This instigated merely a momentary stint to the growth of the Chilton County peach industry.
Clanton peaches and strawberries, among other fruit, joined poultry and dairying as industries of growing importance in Chilton County by 1927.
The introduction of pesticides and crop diversification spurred crop production, for a small period pushing strawberries to the top slot for principal Chilton County crops, according to the encyclopedia.
Peaches took the lead by 1947, just in time for the county’s first Peach Festival hosted in Thorsby.
Numbers plummeted after a late frost in 1955, but peaked five years later “when an estimated 800 producers shipped 478 railroad car lots of peaches grown on 10,000 acres,” the encyclopedia reports.
The market “bottomed out” at about 300,000 bushels in the early 1970s, according to the article.
Reports in 2015 revealed that 71.5 percent of Alabama’s peach production was centered in Chilton County, “with Blount County running a distant second,” the article reads.
“Despite diminishing profits, decreasing acreage, and fewer young people entering the industry, peach growers persist by using improved varieties, production, and marketing practices and by their dedication to a proud tradition,” the article states, referring to the “pride in peaches” Chilton County has faithfully exhibited since at least 1947.
It is here that the answer to the peach’s slow but steady rise to Chilton County renown is revealed: persistence.

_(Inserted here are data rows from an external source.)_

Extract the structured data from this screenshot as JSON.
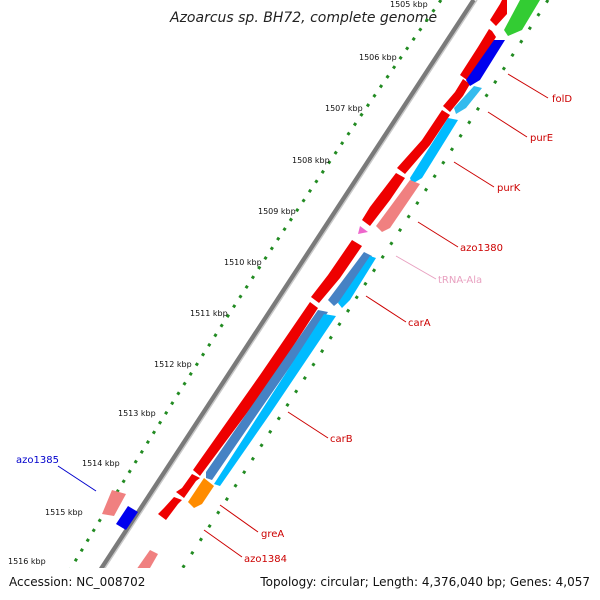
{
  "title": "Azoarcus sp. BH72, complete genome",
  "footer": {
    "accession": "Accession: NC_008702",
    "stats": "Topology: circular; Length: 4,376,040 bp; Genes: 4,057"
  },
  "colors": {
    "backbone": "#8a8a8a",
    "forward_gene": "#ff0000",
    "tick_dots": "#228b22",
    "label_red": "#cc0000",
    "label_blue": "#0000cc",
    "label_pink": "#e8a0c0"
  },
  "kbp_labels": [
    "1505 kbp",
    "1506 kbp",
    "1507 kbp",
    "1508 kbp",
    "1509 kbp",
    "1510 kbp",
    "1511 kbp",
    "1512 kbp",
    "1513 kbp",
    "1514 kbp",
    "1515 kbp",
    "1516 kbp"
  ],
  "gene_labels": {
    "folD": "folD",
    "purE": "purE",
    "purK": "purK",
    "azo1380": "azo1380",
    "tRNA_Ala": "tRNA-Ala",
    "carA": "carA",
    "carB": "carB",
    "greA": "greA",
    "azo1384": "azo1384",
    "azo1385": "azo1385"
  }
}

To be sure, peach farming is no walk in the park — not even Peach Park. But in Chilton County, it is a proud people who make it possible for travelers to stop and taste the peaches — watering mouths with just a glimpse of the peach water tower.
As relayed by the Encyclopedia of Alabama, “This striking symbol of Alabama’s peach industry demonstrates to passersby that while Georgia might be the peach state, Chilton is the peach county in Alabama.”